‘Weaving with Light’ enticing visitors to experience textile production firsthand at SOFA CHICAGO
For the second year in a row UMass Dartmouth’s College of Visual & Performing Arts (CVPA) faculty and students are presenting at SOFA CHICAGO, a premier art fair in Chicago dedicated to Sculpture, Objects and Functional Art (SOFA) November 5-8, at Chicago’s landmark Navy Pier. UMass Dartmouth’s installation for the prestigious art exhibition this year once again pays tribute to the nearby city of New Bedford.
This year a student group is working on a tribute to New Bedford’s textile industry with the exhibit Weaving with Light. The group is being advised by Artisanry Professor James Lawton with assistance from Charlotte Hamlin, who serves as CVPA’s coordinator for graduate studies and research.
“Every step of the process has involved the discovery and problem solving aspects of design and making and realizing the full potential of the project through innovative methods, research and observation, material sourcing and testing, and overarching aesthetic decisions,” Professor Hamlin said. “The students have extended themselves in both their intellectual and physical stamina.”
Working on the Weaving with Light installation includes MFA Ceramics student Hanna Vogel, MFA Graphic Design student Kate Dickinson, MFA Wood/Furniture Design student John Middleton, MFA Digital Media student Alec Andersen, and BFA Textile Design/Fiber Arts student Tony Beal. The exhibit is highly interactive, enticing the visitor to participate in the actual production of cloth and drawing his or her attention to the making process used by contemporary fiber artists. Within the exhibit, several operational single-person looms are arranged in a semicircle facing the wall at the opposite side of the 24 by 24-foot space.

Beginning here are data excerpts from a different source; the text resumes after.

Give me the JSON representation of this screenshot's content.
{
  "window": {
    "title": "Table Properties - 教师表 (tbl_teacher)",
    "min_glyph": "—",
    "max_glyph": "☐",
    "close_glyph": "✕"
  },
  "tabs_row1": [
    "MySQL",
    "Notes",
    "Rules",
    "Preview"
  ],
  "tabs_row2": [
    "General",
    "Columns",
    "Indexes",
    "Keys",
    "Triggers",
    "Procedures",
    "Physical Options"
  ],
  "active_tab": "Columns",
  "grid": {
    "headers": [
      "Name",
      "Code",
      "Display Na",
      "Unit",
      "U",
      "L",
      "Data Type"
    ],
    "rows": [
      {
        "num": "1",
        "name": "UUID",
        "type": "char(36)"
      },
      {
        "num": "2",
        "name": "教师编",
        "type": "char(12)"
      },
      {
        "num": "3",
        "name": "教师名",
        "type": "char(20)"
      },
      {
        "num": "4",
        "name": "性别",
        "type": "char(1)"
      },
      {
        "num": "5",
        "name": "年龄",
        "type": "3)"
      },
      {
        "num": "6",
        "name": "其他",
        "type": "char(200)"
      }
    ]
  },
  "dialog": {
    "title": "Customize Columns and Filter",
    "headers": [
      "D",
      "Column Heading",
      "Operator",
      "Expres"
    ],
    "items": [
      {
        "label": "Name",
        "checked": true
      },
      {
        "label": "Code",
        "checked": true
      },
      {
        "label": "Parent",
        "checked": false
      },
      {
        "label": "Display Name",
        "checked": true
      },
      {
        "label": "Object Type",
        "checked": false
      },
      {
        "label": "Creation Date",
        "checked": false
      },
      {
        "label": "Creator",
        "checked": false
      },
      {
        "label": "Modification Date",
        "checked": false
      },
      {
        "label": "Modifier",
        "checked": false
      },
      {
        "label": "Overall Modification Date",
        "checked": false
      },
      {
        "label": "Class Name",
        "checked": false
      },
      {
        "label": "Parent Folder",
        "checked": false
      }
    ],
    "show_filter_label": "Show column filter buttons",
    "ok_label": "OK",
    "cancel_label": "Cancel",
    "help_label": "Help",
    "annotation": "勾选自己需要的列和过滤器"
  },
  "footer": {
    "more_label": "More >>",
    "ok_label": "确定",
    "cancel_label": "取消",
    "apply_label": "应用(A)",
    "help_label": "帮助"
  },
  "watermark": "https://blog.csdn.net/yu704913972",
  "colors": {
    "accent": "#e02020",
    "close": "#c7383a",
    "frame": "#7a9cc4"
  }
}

“Creating an interactive environment to engage visitors at our SOFA Connect booth has been a great challenge on many levels, particularly in the design and fabrication, which the students have experienced making hundreds of decisions in anticipation of how it might function as a working and experiential space,” Professor Lawton said. “I imagine all the competing schools are asking how this will play out at the Navy Pier.”
The warp yarns that feed each loom rise from the front of the loom to a rattle gathering at the top of the wall. The ascending yarns create the illusion of an enclosed space or an angled ceiling. This serves to visually enclose those inside the exhibit and physically contain them within the environment of the space. Opposite the looms, vintage still photos of mill buildings, interiors, and workers are projected on the wall to illustrate some of the actual operations and conditions of historic mill life.
In 2014 faculty and students worked on the City of Light. The installation was inspired by New Bedford's historic past, reimagining city's whale oil lit street lamps and homes in the SouthCoast.
UMass Dartmouth is one of six entries selected for prestigious university art exhibition in Chicago, including Illinois Institute of Technology, Pratt Institute, San Diego State University, University of Cincinnati, and University of Iowa. SOFA CHICAGO ranked #7 in the USA TodayReader’s Choice 10 Best Art Events. During the past two decades, SOFA CHICAGO has grown to attract more than 35,000 visitors every year and exhibitors from the U.S. and around the world. Founded in 1994, SOFA CHICAGO is Chicago’s longest continuously running art fair and the world’s foremost fair dedicated to masterworks of contemporary art and design in all media.